5ive writes in with his IPFS use case
Hi, talking about IPFS is a subject that can be just as confusing as NFTs. I tried keeping this as brief as possible. You can always reach out on Matrix(email I don't monitor well). I'd be open to Jitsi chat, but I know everyone's time is valuable.
My use for IPFS is somewhat pedestrian. I use it for hosting static web sites and an APT repo. It has the benefit that I have a public service that doesn't rely on any risky server infrastructure. The packages in my APT repo are content hash addressed. Meaning they can't be forged to hold malicious content(in addition to them being signed).
My current setup runs completely off a $26 ZeroPi https://www.friendlyelec.com/index.php?route=product/product&product_id=266
Nothing says you couldn't simply deploy your site from your desktop, but I wanted a local web server instance. This device runs NGINX, which can preview the state before deploying. Internally, my DNS points to this NGINX server for the sites. When I leave my network the DNS points to the IPFS public sites.
When my site is in the state I like locally and I have a need to publicize it. I run a Python deployment script I developed to do all the heavy lifting. The process really is that simple.
The beauty of IPFS is the lack of servers involved, low maintenance, resilance to attacks, and the cost. The only hosting I'm paying for is DNS. Mind you, I don't have that much data published. With large amounts of data you would want to pay something for pinning which I'll get to. The largest downside is the speed of the IPFS network. During deployment your content needs to be discovered. This can take hours depending on the speed of the network. I'm not in a hurry to deploy my content, so this isn't an issue for me.
Besides DNS, your biggest cost is pinning your files. The act of pinning ensures that your files are always available on the network. If you have a reliable location with enough storage(linode) you can pin your own files and run an IPFS server to maintain access to these files. When a request is made via a gateway this content might be cached on that gateway, but there is no guarantee how long. I use Pinata's pinning service, which offers 1GB free for testing. Each time I pin my content, Pinata keeps that history. At anytime I could revert to an older copy by updating my DNS to an older CID. Cloudflare's gateway also caches. That's a reason I'm using Cloudflare as my gateway in the DNS record. IPFS gateways request content on the IPFS network then returns it in a web request to your browser.

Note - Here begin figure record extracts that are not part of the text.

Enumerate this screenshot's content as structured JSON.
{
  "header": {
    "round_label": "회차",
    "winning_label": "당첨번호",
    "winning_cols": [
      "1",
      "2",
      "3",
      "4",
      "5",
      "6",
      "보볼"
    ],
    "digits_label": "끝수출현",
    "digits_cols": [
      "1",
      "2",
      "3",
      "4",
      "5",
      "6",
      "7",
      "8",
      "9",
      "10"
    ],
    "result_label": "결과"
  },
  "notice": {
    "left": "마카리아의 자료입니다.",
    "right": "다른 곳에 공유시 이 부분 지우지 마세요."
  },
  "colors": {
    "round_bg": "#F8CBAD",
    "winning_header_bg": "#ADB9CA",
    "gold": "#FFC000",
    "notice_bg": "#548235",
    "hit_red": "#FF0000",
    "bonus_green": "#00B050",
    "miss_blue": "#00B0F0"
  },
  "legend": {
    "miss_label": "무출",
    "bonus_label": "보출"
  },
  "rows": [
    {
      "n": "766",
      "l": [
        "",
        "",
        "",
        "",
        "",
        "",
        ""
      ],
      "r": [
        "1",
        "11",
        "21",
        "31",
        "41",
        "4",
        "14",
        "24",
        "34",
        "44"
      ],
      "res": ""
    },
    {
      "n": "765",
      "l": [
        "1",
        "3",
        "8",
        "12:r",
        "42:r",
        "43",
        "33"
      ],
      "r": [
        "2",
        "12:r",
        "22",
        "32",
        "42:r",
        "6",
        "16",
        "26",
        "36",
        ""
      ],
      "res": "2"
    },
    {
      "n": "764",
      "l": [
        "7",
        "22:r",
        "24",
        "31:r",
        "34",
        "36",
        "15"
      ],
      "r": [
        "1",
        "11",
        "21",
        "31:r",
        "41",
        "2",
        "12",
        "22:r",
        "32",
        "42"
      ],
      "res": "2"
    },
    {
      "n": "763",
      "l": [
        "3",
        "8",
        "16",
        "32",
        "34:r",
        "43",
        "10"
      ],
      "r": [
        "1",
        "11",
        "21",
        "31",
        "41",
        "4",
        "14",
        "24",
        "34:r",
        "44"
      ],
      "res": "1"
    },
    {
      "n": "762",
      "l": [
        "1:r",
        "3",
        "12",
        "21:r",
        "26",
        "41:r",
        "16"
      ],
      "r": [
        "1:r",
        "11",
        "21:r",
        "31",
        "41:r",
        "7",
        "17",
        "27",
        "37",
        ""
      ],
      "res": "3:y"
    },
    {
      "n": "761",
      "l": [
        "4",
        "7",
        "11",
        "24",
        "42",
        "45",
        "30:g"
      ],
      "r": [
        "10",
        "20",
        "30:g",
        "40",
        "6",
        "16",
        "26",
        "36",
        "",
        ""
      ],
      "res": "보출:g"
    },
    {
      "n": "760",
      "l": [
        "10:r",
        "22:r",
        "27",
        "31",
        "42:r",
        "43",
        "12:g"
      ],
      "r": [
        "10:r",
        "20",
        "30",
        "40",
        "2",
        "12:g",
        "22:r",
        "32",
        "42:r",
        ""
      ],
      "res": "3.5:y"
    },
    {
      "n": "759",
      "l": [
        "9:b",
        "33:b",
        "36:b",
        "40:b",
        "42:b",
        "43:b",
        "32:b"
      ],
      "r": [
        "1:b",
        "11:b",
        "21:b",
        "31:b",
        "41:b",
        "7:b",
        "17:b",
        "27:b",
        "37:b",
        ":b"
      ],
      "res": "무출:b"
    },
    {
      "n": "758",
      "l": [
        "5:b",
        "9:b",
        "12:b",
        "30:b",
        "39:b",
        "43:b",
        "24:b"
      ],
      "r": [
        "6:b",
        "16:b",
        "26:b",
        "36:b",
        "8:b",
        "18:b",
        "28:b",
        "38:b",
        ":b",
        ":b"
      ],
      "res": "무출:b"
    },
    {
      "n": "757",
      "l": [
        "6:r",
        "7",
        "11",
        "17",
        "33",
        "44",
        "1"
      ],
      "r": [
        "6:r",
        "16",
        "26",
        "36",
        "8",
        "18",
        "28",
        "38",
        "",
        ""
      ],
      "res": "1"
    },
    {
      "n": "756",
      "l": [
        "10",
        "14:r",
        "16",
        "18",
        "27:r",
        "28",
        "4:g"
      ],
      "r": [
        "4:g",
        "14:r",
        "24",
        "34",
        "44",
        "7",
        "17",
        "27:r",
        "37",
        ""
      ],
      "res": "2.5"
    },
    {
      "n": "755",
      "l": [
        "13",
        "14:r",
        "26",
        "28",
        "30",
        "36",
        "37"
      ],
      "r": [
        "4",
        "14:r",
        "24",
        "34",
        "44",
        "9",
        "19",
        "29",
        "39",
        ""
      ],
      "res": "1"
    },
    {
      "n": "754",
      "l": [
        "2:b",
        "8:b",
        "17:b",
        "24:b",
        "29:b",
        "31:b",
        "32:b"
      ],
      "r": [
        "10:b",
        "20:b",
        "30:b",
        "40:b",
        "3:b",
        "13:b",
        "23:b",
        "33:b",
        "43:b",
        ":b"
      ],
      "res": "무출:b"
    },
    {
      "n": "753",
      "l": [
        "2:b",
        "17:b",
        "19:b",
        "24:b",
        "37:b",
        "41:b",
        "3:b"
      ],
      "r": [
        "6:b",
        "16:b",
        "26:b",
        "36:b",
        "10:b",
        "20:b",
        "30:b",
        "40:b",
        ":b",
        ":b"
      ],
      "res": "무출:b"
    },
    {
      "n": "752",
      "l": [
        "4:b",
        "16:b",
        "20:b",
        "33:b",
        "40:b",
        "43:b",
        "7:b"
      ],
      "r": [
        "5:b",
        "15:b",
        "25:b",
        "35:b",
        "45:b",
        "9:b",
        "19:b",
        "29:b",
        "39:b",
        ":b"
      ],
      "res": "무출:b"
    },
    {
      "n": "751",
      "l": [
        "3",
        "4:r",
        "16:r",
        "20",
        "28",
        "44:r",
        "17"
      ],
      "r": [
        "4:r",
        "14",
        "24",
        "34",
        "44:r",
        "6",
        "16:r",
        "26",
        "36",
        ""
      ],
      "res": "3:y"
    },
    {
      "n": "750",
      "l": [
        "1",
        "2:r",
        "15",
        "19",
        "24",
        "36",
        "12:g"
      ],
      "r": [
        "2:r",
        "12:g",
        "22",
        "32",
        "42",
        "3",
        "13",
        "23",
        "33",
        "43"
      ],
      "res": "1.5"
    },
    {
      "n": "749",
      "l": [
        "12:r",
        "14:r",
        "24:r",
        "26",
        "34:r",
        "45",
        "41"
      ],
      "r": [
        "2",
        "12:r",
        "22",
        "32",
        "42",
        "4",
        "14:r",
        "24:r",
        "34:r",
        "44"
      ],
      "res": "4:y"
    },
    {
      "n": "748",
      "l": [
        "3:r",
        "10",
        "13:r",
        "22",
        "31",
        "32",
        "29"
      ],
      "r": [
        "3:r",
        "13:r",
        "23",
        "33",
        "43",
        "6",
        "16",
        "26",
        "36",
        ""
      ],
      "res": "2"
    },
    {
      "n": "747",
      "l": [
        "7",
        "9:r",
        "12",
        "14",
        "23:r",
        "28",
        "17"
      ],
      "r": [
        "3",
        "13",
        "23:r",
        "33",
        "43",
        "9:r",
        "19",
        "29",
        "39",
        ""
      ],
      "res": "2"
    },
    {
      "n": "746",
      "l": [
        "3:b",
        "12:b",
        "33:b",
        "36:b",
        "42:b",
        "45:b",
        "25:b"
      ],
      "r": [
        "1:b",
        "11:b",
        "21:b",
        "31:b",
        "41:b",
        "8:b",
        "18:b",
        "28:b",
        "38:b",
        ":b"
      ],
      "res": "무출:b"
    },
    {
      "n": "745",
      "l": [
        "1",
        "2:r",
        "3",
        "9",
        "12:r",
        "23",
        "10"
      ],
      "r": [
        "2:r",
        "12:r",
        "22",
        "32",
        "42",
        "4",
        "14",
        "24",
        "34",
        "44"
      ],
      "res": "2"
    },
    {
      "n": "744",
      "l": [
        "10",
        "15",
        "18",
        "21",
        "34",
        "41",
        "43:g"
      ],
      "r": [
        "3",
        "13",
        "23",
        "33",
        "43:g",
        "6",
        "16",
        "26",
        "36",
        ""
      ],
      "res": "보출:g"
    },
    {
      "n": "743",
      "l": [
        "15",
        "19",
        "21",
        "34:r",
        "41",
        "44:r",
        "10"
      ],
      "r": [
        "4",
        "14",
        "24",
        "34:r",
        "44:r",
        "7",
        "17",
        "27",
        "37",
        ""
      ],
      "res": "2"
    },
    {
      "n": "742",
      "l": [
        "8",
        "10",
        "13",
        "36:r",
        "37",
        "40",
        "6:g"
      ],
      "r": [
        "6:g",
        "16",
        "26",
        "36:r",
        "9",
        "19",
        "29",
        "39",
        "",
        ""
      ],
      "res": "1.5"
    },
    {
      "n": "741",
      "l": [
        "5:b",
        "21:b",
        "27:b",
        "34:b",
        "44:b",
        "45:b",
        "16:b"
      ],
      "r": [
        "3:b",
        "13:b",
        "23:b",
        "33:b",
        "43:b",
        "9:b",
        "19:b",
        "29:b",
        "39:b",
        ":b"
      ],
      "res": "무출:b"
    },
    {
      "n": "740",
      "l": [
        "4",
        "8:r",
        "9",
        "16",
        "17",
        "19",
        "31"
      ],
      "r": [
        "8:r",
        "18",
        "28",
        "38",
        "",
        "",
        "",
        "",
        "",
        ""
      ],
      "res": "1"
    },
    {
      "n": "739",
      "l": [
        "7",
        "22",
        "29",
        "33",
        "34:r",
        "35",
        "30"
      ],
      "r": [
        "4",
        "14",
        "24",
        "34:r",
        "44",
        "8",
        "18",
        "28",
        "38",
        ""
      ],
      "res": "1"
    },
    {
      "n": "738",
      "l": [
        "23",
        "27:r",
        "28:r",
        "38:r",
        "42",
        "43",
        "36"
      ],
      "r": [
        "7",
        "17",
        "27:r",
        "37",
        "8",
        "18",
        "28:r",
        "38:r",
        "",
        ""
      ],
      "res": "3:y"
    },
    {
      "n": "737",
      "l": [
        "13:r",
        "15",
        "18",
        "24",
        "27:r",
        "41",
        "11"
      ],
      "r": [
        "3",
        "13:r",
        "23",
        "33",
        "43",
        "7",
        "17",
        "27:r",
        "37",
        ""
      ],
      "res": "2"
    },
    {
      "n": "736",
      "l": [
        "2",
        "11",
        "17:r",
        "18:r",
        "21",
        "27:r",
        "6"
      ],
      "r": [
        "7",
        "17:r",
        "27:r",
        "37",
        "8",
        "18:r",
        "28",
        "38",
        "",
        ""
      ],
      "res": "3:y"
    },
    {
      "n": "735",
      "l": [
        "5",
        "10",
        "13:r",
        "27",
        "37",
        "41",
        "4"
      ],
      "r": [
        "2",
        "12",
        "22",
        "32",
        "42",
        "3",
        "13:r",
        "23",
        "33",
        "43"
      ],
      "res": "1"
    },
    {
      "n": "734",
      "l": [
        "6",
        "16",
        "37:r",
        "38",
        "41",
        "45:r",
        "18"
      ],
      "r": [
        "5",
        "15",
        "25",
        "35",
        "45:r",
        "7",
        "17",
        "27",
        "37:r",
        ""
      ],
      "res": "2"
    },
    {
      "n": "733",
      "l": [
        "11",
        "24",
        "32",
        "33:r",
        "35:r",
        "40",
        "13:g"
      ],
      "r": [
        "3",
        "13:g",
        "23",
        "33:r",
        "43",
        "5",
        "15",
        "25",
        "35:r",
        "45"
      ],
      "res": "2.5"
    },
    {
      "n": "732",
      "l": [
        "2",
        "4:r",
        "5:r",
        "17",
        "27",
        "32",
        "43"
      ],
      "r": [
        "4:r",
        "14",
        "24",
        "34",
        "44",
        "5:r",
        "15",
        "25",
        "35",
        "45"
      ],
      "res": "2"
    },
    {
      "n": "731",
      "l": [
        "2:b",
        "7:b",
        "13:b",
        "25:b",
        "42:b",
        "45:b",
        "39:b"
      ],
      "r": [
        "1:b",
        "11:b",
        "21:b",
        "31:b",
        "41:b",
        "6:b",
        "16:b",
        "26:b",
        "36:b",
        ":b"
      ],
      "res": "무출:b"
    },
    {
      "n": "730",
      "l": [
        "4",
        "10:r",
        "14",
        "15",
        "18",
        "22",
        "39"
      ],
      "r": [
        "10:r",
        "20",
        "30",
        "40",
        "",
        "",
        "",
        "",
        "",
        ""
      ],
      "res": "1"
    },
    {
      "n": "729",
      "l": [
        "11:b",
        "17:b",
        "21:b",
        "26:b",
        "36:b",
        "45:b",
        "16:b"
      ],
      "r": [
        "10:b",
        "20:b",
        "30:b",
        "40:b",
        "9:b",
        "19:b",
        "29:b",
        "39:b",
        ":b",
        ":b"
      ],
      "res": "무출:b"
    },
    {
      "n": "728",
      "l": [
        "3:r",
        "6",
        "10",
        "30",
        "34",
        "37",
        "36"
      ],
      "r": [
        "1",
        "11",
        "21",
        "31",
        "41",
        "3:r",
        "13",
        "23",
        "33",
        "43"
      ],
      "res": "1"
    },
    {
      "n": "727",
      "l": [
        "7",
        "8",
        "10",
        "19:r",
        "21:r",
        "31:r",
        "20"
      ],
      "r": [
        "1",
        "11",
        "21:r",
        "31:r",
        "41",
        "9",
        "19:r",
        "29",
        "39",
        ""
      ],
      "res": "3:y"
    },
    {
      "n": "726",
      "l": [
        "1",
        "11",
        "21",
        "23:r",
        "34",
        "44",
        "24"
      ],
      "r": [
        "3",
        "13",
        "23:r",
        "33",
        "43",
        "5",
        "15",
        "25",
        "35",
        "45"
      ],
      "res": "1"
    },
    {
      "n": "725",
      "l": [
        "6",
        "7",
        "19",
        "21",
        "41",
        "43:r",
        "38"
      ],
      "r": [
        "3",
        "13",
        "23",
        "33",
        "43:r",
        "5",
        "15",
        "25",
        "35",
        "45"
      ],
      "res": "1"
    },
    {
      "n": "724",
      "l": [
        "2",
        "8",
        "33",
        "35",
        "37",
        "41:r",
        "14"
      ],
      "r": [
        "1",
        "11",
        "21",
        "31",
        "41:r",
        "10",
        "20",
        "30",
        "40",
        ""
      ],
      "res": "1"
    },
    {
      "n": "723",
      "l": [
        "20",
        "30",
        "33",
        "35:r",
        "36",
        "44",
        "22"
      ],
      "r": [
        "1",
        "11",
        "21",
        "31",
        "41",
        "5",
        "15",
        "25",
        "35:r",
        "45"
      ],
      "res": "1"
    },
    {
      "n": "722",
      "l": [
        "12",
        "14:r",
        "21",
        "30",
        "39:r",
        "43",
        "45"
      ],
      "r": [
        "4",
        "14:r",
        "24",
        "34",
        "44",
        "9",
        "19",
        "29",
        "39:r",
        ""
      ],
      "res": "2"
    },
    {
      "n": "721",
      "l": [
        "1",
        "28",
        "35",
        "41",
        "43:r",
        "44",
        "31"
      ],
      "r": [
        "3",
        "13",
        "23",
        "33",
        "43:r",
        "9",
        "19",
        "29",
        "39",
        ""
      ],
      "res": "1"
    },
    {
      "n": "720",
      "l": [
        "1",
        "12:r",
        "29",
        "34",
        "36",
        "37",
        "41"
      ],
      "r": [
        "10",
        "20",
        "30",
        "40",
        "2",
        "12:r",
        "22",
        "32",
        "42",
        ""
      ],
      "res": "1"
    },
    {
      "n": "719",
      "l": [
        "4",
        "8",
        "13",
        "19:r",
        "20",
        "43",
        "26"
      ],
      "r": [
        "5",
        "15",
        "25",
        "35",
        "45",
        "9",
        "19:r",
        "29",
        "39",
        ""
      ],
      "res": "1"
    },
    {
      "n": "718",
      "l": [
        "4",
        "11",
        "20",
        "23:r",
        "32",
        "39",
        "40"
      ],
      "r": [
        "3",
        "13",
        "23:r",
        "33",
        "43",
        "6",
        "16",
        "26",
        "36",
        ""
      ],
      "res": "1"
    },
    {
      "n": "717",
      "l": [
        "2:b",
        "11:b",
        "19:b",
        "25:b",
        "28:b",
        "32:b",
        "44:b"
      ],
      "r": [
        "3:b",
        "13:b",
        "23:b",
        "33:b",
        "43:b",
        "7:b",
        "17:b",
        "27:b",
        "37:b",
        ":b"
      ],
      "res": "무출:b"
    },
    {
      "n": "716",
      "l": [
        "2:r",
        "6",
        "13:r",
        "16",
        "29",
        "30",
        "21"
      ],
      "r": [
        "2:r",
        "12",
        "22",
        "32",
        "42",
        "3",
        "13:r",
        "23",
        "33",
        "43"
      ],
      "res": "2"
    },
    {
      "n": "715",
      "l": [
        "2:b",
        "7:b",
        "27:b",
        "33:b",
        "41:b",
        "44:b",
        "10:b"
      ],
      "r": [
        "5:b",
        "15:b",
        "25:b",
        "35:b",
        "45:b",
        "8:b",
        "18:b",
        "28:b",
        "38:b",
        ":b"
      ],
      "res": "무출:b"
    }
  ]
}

As time allows, I publish some of my tools to public git, but I have not with this deployment script. It is available on my public apt repo. I have also built this tool for my use-case, so it's not as universal(expects Cloudflare DNS, etc). This script supports sending matrix or SMTP alerts. Each site is setup in its own configuration file. I'm open to publishing on git and making changes if there was a demand.
In a nutshell:
1. Starts IPFS daemon if it is not running
2. Generates the CID(content ID) and gathers paths to distribute
3. Verifies the paths are live by continually fetching each path from a list of IPFS gateways
4. Pins the CID locally
5. Pins the CID to public IPFS pin services (Pinata)
6. Uses Cloudflare API to point the DNS at the new CID
7. Kills the IPFS daemon process
After deployment is complete the site looks like any other website with a normal DNS hostname. All that is required at this point is that the content is pinned/available and DNS pointing at an IPFS gateway with a dnslink text record pointing at the IPFS CID. Of course, there are a number of things you can do with IPFS. Simply uploading content to IPFS and referencing the IPFS CID for retrieval is pretty easy. That can be done all within a browser. For your encryption or mostly obfuscation challenge you three could have shared IPFS links!